Singapore growth strategy for University
Monday, 21 April 2008
The University of Adelaide has announced plans to make Singapore its second largest campus within two years, projecting a doubling of student numbers by 2010 with the help of its education partner, Ngee Ann Kongsi.
The introduction of new postgraduate programs and research collaborations with Singapore is expected to make the newly-named University of Adelaide Ngee Ann - Singapore Campus a regional centre of excellence.
The Vice-Chancellor and President of the University of Adelaide, Professor James McWha, told a gathering of about 200 alumni in Singapore on Friday night that the quality brands of both the University and Ngee Ann would help facilitate this development.
"The University values its close bonds with Singapore and we are proud to have produced so many distinguished alumni from this region who are leaders in their fields," he said.
Student numbers are projected to jump from 456 to 900 by the end of 2009, with further growth planned over the next decade.

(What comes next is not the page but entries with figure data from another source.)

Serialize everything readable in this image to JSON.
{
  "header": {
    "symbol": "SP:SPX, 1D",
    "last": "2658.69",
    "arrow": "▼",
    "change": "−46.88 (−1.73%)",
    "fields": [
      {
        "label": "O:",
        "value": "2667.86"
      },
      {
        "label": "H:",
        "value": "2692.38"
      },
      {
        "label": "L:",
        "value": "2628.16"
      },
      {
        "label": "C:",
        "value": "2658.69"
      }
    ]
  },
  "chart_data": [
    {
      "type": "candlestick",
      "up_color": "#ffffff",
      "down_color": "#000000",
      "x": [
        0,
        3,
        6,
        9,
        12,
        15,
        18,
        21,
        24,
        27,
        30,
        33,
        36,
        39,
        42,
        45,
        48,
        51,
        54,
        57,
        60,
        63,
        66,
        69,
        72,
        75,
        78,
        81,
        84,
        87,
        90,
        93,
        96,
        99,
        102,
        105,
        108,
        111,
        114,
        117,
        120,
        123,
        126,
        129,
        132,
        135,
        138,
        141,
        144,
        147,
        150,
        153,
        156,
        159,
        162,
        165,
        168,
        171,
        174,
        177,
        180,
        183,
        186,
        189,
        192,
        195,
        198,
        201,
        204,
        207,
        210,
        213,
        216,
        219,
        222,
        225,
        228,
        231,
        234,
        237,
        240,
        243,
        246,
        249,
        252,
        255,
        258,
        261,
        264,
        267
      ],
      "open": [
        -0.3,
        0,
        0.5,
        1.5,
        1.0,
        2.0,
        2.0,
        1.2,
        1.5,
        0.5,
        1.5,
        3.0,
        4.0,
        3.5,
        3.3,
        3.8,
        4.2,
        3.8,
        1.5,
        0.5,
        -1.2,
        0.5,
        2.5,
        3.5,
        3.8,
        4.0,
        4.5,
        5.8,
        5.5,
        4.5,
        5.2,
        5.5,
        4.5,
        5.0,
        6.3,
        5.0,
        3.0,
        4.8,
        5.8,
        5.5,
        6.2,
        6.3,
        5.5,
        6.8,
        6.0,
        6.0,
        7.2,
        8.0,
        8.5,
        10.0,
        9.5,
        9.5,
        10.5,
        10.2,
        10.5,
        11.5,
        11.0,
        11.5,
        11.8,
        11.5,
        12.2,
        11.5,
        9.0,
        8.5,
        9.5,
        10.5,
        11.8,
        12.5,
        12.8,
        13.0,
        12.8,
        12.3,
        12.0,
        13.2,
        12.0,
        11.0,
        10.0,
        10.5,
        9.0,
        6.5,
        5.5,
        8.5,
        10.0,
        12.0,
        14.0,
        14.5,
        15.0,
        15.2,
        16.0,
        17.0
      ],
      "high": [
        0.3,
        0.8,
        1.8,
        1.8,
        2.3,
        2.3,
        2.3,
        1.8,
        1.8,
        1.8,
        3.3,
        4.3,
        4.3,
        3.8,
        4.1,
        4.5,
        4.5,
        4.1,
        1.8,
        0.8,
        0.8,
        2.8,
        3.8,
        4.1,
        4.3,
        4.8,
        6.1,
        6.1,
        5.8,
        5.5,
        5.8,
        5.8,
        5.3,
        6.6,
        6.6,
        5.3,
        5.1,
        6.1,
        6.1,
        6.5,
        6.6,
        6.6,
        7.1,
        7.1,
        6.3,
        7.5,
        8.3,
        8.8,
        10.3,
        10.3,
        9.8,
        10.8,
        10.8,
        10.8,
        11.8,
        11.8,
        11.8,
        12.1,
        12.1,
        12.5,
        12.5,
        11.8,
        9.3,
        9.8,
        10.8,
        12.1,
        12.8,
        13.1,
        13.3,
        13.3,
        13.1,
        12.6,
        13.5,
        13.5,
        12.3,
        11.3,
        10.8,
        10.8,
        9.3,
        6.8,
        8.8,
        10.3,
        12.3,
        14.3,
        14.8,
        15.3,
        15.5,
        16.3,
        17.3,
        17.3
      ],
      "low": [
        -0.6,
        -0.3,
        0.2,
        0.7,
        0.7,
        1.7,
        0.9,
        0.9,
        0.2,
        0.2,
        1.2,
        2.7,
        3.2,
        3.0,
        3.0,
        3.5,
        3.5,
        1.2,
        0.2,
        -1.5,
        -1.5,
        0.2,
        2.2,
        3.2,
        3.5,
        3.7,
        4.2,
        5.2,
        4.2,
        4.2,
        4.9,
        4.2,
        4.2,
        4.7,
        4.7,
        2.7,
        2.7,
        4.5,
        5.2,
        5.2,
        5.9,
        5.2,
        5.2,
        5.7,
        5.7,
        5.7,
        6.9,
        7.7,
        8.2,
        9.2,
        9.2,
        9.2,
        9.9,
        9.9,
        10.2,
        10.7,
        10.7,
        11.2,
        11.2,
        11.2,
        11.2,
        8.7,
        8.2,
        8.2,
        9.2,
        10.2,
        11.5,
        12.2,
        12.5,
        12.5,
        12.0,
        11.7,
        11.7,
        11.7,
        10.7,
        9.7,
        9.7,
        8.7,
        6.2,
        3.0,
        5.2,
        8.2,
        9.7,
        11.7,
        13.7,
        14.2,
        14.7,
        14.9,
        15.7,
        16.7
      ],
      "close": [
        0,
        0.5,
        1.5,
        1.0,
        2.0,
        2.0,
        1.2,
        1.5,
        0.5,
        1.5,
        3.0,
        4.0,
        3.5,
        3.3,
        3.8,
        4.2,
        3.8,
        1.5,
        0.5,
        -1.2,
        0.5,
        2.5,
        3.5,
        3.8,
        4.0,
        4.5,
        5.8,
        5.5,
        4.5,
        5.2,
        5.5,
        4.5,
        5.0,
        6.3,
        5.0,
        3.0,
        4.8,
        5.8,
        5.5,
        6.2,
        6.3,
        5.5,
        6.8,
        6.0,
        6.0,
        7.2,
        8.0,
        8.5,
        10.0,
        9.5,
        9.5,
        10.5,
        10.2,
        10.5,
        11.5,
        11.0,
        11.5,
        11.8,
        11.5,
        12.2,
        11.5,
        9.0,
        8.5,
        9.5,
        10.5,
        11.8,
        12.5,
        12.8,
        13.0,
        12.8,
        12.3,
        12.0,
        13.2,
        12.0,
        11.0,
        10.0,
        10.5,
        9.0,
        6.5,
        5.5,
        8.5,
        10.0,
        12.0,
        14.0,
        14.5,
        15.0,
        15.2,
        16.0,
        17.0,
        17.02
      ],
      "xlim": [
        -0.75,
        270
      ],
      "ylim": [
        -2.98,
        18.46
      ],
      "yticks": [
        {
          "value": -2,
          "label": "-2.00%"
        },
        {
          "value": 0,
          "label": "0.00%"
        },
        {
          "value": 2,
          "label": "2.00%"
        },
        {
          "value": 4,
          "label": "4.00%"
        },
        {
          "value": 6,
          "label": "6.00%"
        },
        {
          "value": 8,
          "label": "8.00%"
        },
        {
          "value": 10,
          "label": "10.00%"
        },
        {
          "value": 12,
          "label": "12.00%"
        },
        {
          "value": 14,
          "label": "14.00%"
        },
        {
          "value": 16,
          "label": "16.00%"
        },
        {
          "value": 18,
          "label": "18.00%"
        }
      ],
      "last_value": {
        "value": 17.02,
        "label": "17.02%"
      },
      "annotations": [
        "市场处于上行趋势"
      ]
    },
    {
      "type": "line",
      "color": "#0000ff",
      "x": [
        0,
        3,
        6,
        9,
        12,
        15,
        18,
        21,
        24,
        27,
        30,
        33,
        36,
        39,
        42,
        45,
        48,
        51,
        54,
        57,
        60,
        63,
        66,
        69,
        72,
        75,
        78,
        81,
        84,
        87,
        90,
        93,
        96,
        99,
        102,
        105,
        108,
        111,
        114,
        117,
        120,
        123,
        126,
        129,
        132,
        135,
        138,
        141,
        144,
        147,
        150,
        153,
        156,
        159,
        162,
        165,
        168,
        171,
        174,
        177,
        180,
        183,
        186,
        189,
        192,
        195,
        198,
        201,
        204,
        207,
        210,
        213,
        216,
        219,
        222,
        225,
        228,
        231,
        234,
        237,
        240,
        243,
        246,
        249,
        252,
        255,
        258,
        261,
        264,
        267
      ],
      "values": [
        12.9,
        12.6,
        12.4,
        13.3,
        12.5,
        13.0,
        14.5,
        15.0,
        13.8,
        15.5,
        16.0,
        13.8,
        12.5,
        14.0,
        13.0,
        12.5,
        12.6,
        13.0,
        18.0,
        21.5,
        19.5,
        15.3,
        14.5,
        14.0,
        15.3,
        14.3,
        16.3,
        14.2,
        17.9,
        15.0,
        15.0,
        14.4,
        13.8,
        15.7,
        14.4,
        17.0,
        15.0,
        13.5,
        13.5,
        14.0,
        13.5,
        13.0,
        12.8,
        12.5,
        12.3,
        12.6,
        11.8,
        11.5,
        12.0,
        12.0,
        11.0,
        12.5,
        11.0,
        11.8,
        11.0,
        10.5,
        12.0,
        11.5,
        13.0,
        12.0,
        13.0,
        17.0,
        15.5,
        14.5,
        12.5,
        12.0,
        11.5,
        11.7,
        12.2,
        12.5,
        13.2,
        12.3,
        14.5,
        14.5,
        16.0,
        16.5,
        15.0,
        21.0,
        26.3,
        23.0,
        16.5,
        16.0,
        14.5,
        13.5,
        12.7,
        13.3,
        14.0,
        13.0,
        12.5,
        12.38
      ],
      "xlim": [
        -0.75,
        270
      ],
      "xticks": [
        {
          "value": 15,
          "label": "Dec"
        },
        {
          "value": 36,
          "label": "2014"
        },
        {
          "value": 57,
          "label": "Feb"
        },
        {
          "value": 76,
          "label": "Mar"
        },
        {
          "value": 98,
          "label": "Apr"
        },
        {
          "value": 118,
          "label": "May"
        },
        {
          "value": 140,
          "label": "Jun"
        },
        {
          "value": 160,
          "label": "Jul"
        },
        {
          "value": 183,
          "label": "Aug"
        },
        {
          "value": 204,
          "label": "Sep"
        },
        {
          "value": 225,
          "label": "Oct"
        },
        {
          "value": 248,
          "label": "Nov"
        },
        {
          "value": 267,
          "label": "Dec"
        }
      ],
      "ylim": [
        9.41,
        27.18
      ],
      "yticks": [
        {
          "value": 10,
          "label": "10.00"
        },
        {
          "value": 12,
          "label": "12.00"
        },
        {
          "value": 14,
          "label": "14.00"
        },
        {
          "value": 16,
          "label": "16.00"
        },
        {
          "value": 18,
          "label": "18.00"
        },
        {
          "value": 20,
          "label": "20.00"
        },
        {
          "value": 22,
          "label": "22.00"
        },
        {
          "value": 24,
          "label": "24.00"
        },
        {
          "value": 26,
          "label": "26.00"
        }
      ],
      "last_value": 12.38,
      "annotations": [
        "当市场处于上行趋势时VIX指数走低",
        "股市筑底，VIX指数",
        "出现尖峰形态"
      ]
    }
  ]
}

This increase will include the recruitment of students from other countries in the region, as well as from Singapore.
Postgraduate programs offered by the University in Singapore will also be expanded over the next three years, with a Master of Accounting degree and Graduate Diploma of Wealth Management among the new courses. Entrepreneurship and International Trade are also likely to be offered.
Australia is the leading destination for Singaporean Higher Education students, with 55% of the market, followed by the United States and United Kingdom with 19% and 18% respectively.
Singapore is now the University of Adelaide's third largest source of overseas students. The majority of them study in Singapore and these numbers are expected to increase substantially in the next decade.
The Pro Vice-Chancellor (International) of the University of Adelaide, Professor John Taplin, said academic staff and postgraduate students would spend extended periods of time at the Ngee Ann - Singapore Campus in future.
"Opportunities for research collaboration in strategically important areas for both Australia and Singapore will also be explored, and public lectures will be presented by University of Adelaide professors on a regular basis," Professor Taplin said.
The announcement coincides with the University of Adelaide and Ngee Ann Kongsi's 10th anniversary celebratory dinner last Friday as joint education partners in Singapore.
At the dinner Dr Tony Tan, Chairman of Singapore's National Research Foundation, launched the Singapore Adelaide Alumni Fund, which will provide financial assistance to undergraduate students who are Singapore citizens or permanent residents, and are studying full time at the University of Adelaide. The Ngee Ann Kongsi has generously agreed to match every dollar contributed up to SGD$250,000.
Dr Tan, a former Deputy Prime Minister of Singapore, is one of many high achieving graduates of the University of Adelaide. Other Singapore alumni include the late President of Singapore, Mr Ong Teng Cheong, High Court Judge Justice Lee Sieu Kin, Minister for Transport Mr Raymond Lim and Senior Minister of State for Trade and Industry, Mr S. Iswaran.
Established in 1874, the University of Adelaide is Australia's third oldest university and carries a five-star rating for prestige.
Currently ranked 62 in the world by the Times Higher Education, the University is associated with five Nobel Prize winners, 101 Rhodes Scholars and 103 Fulbright Scholars.